Sorot matanya sayu dan tidak fokus, cara jalannya pun juga sudah seperti orang linglung, ia tidak peduli sedang berjalan dimana sekarang, tidak peduli kalau nanti tertabrak mobil yang melintas hingga terlindas, semua pengendara sudah memberikan peringatan lewat klakson supaya segera minggir, tapi Naina tak bergeming.

"Astaga, kupikir ia tak akan menyusahkan aku, tapi ternyata aku salah, sekarang justru sangat menyusahkan!" gumam Rangga, begitu kesal saat mendapati Naina sedang menantang maut di jalanan.

"Hei, wanita aneh! Jangan di situ?! Jangan bunuh diri!" pekik Rangga sembari terus berlari berusaha untuk menyelamatkannya.

Tapi Naina tak peduli, tetap berjalan semakin ke tengah, tidak memperdulikan teriakan dari Rangga yang tentu saja bisa ia dengar, seakan tidak menghargai perjuangan pria tersebut yang sudah berusaha menyelamatkan nyawanya dengan mendonorkan darahnya kemarin, justru sekarang ia hendak menghilangkan nyawanya sendiri dengan begitu mudahnya.

"Mama, Papa, Naina rindu! Naina ingin bertemu dengan kalian! Naina sudah lelah, hidup di dunia bersama orang-orang jahat yang tega menyakiti!" gumamnya, sembari terus melangkahkan kakinya semakin ke tengah jalan.

Rangga melihat Naina dengan nanar.

"Dia sungguh wanita teraneh yang pernah kutemui, entah kenapa setelah Mama mengenalinya, langsung menyuruhku untuk tetap menjaga serta berada di sampingnya, siapa sebenarnya dia?" gumam Rangga dalam hati, sembari terus berlari menuju ke arah Naina.

Sembari memberi isyarat dengan mengangkat tangan kanannya pada mobil-mobil yang hendak melintas supaya tidak menabrak mereka.

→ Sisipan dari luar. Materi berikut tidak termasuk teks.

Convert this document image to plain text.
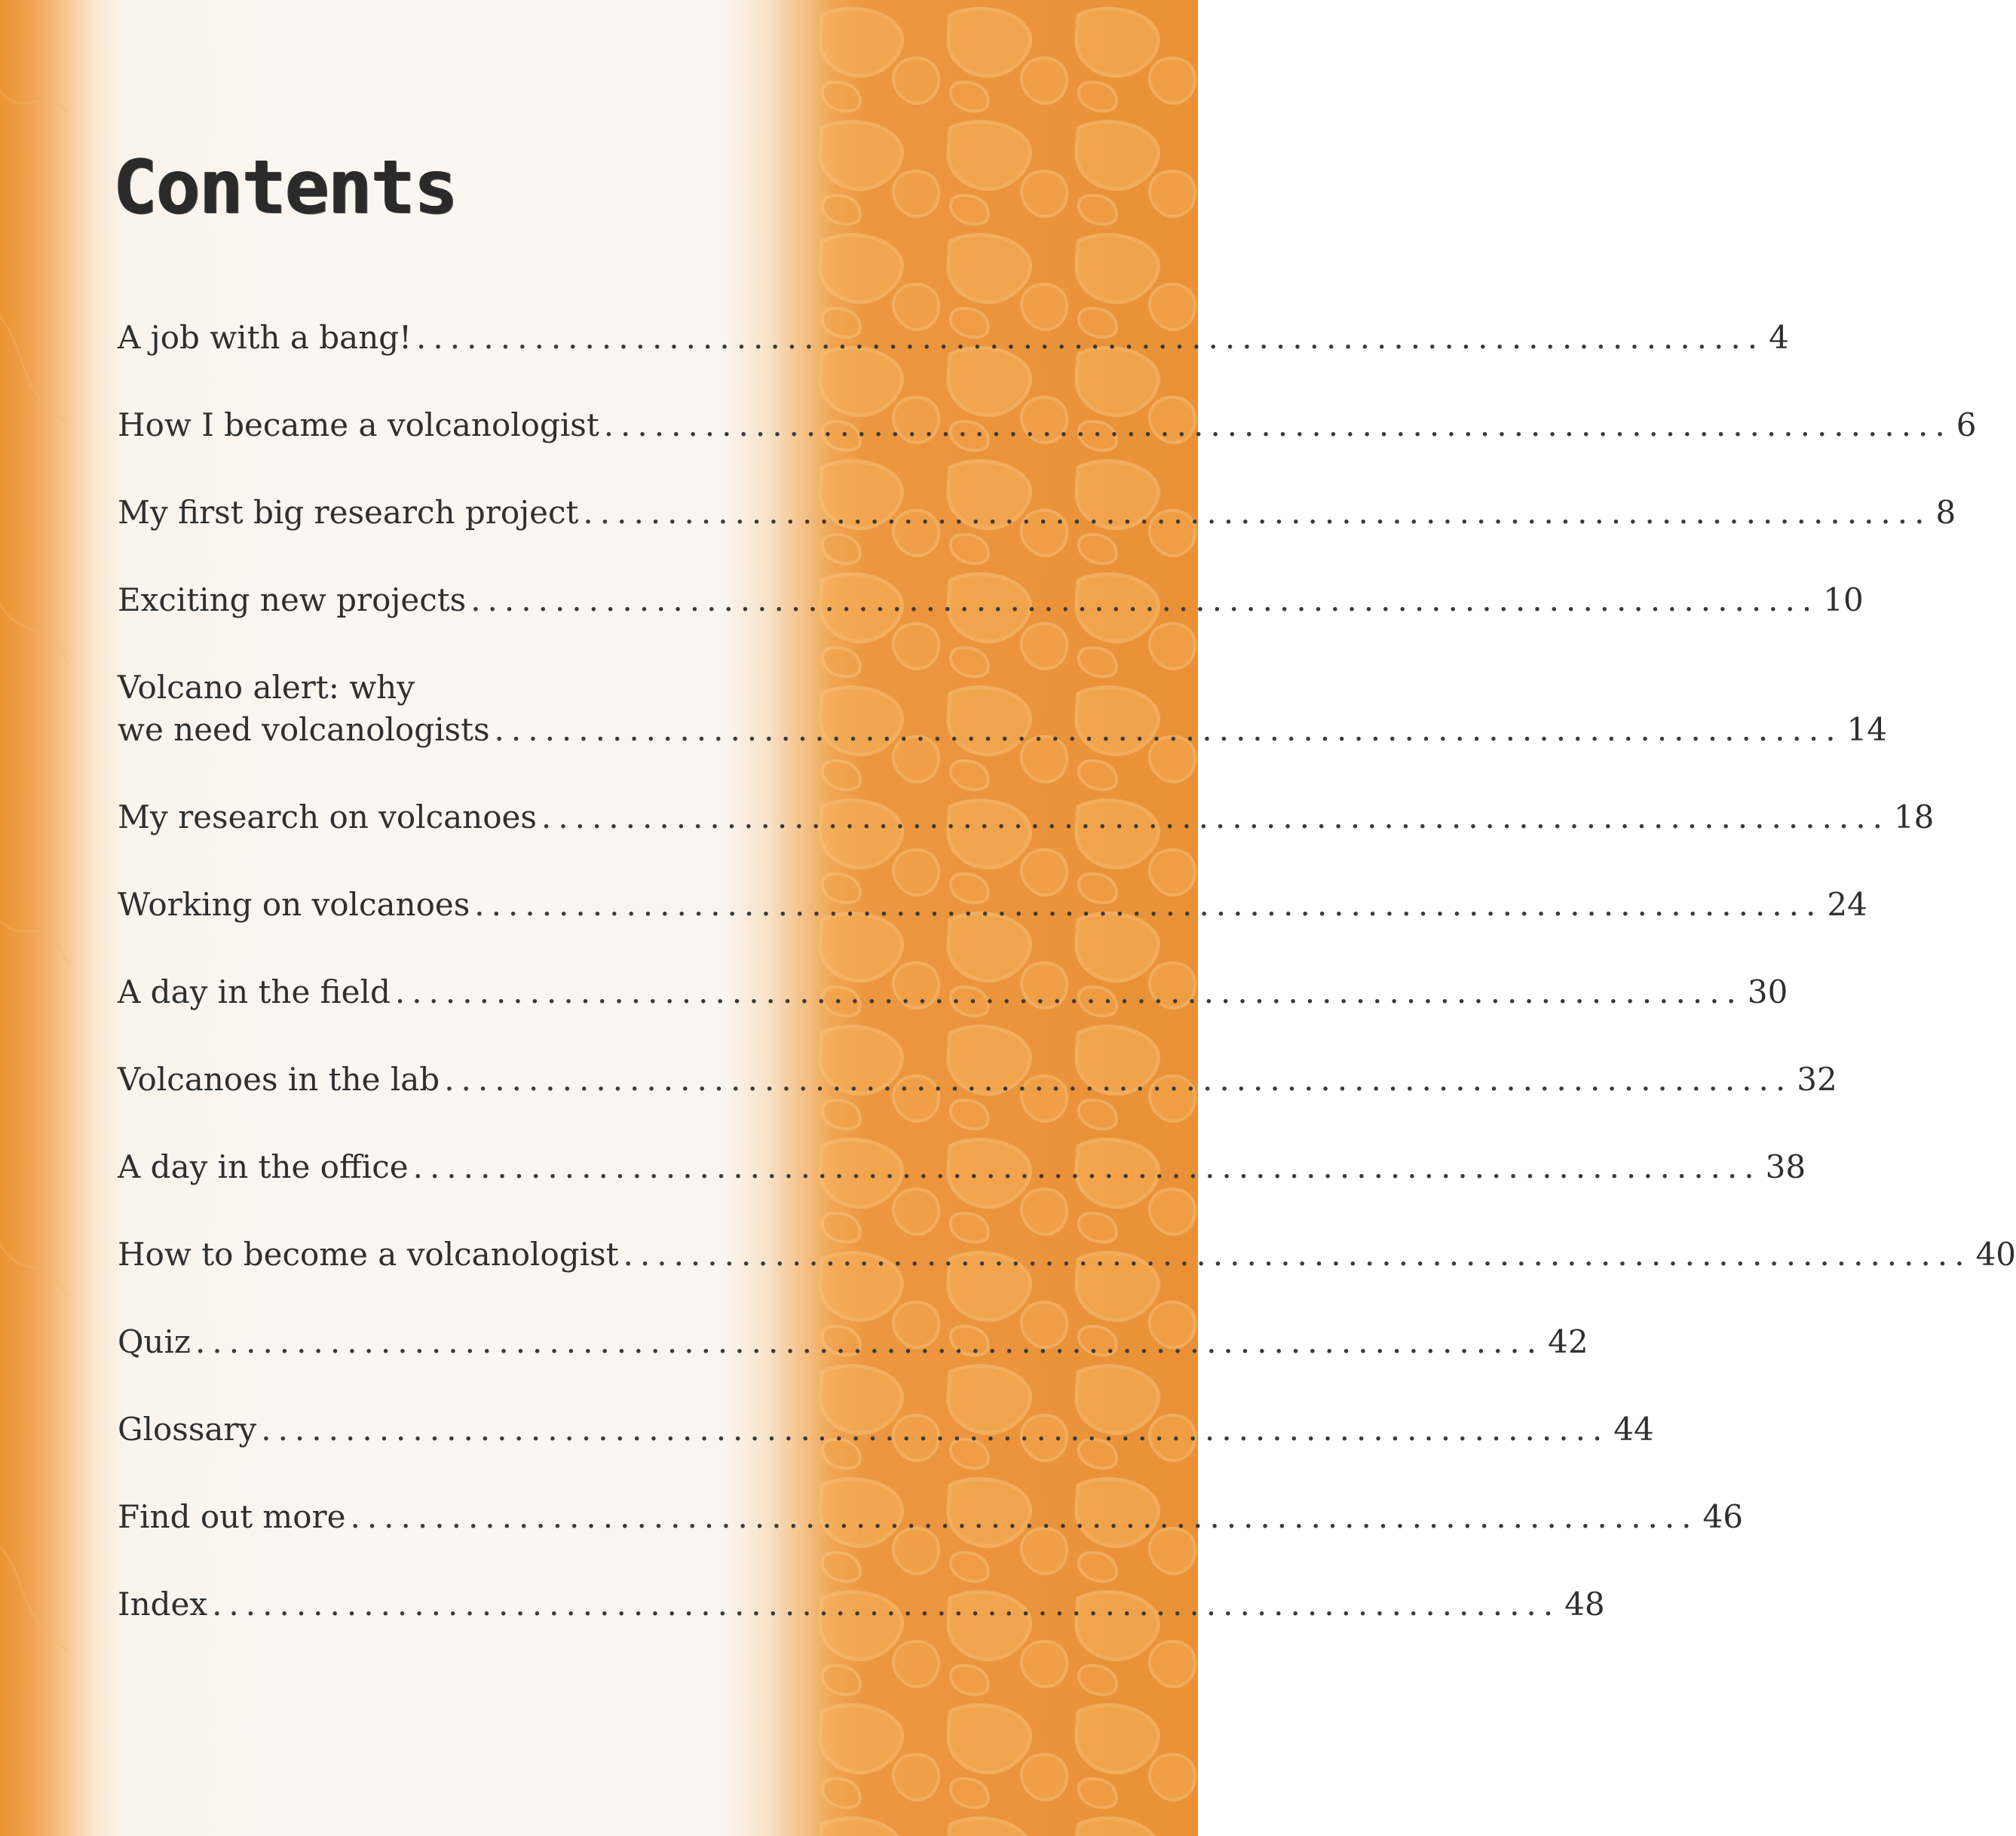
Contents
A job with a bang! ................................................................................ 4
How I became a volcanologist ................................................................................ 6
My first big research project ................................................................................ 8
Exciting new projects ................................................................................ 10
Volcano alert: why
we need volcanologists ................................................................................ 14
My research on volcanoes ................................................................................ 18
Working on volcanoes ................................................................................ 24
A day in the field ................................................................................ 30
Volcanoes in the lab ................................................................................ 32
A day in the office ................................................................................ 38
How to become a volcanologist ................................................................................ 40
Quiz ................................................................................ 42
Glossary ................................................................................ 44
Find out more ................................................................................ 46
Index ................................................................................ 48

Dari arah berlawanan, datang mobil dengan kecepatan tinggi, sepertinya tidak menghiraukan isyarat Rangga, dan bisa diperkirakan kalau Naina tidak segera minggir, maka ia akan tertabrak mobil saat itu juga.

Rangga yang sudah dekat, langsung menarik pergelangan tangan wanita cantik itu supaya bisa menjauh dari dari mobil yang berlalu-lalang, hingga mereka berdua berguling beberapa kali di pinggir jalan, Rangga terlihat memeluk Naina, berusaha untuk melindunginya supaya tidak terluka.

Karena kesal, Naina seketika itu juga mendorong Rangga dengan kasar, berusaha menjauh dari pria yang menurutnya hanya berusaha untuk mengambil kesempatan dalam kesempitan.

"Buat apa kau harus menyelamatkan aku? Peluk-peluk lagi! Pasti kau mau memanfaatkan untuk mengambil kesempatan 'kan, dasar pria hidung belang!!"

"Kenapa tidak membiarkan aku tertabrak mobil hingga terlindas, biar aku mati sekalian! Kita tidak saling kenal, dan sudah seharusnya kau tidak perlu ikut campur dengan urusanku!" Naina berteriak marah, meluapkan segala emosinya.